Enter your API key and test parameters to see the ThreatScoreAI™ response.

API Key

CVSS Score (0-10)

EPSS Probability (0-1)

CWE IDs (comma-separated)

In CISA KEV?

YesNo

Important Legal Notice

ThreatScoreAI™ is a trademark pending registration. The vulnerability risk scores, assessments, and recommendations provided through this API are for informational and research purposes only. They do not constitute professional security advice, and should not be the sole basis for security decisions.

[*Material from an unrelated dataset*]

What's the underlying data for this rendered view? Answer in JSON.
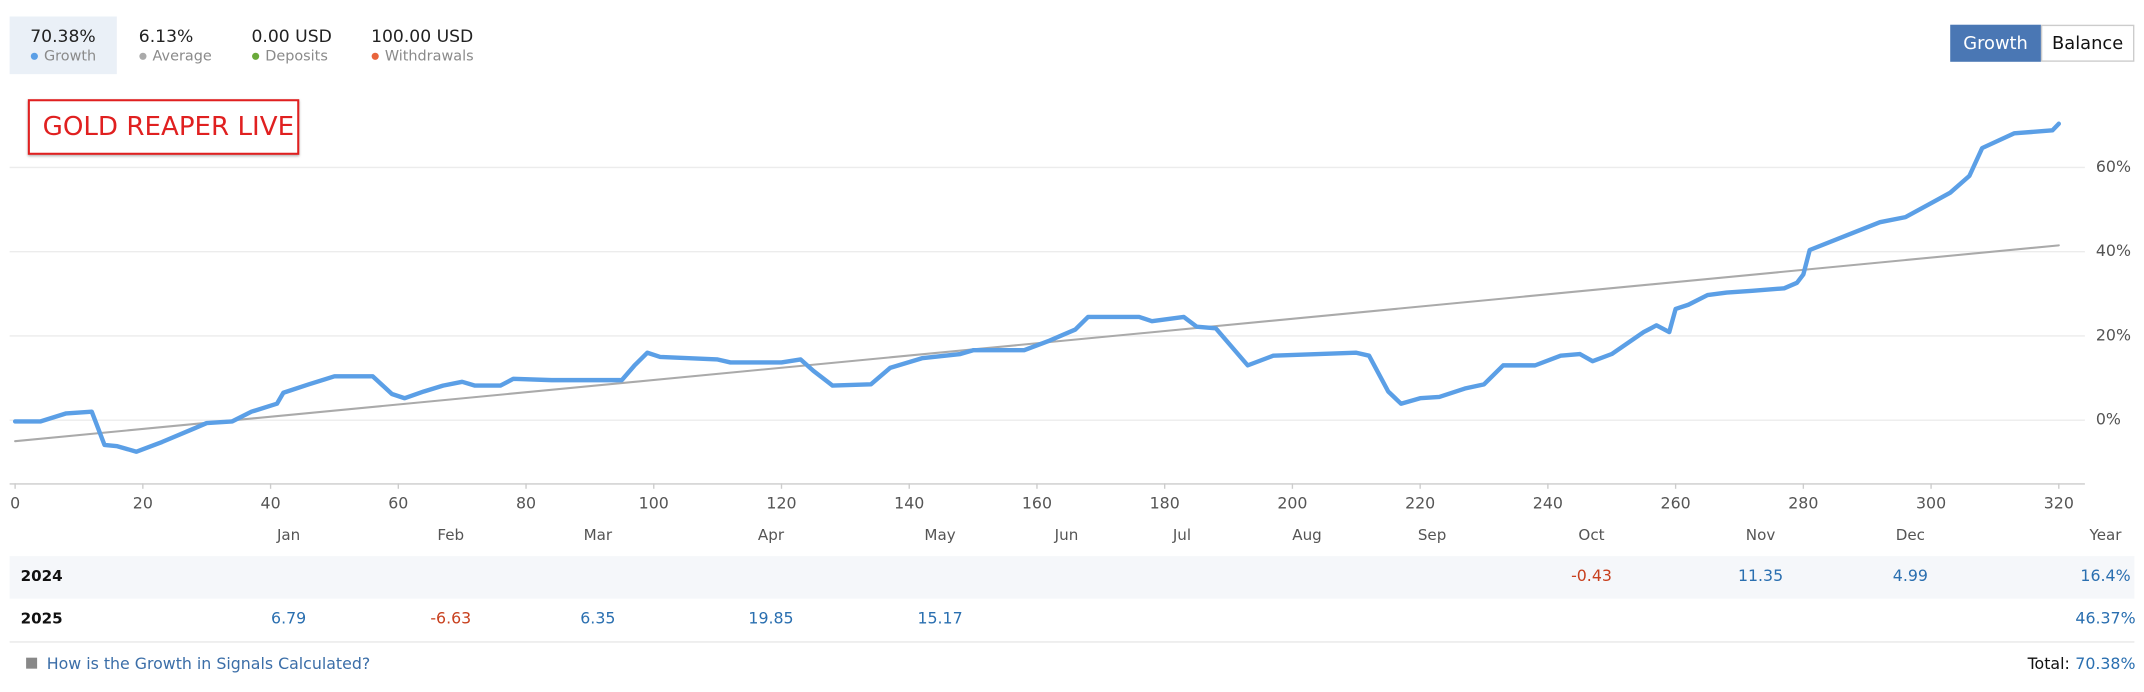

The scoring algorithm combines publicly available data sources (CVSS, EPSS, CISA KEV, MITRE ATT&CK) and may not reflect all risk factors relevant to your specific environment. ThreatScoreAI™ makes no warranties regarding accuracy, completeness, or fitness for any particular purpose. Users assume full responsibility for how they interpret and act upon the provided scores. By using this API, you agree that ThreatScoreAI™ shall not be liable for any damages arising from the use of this service.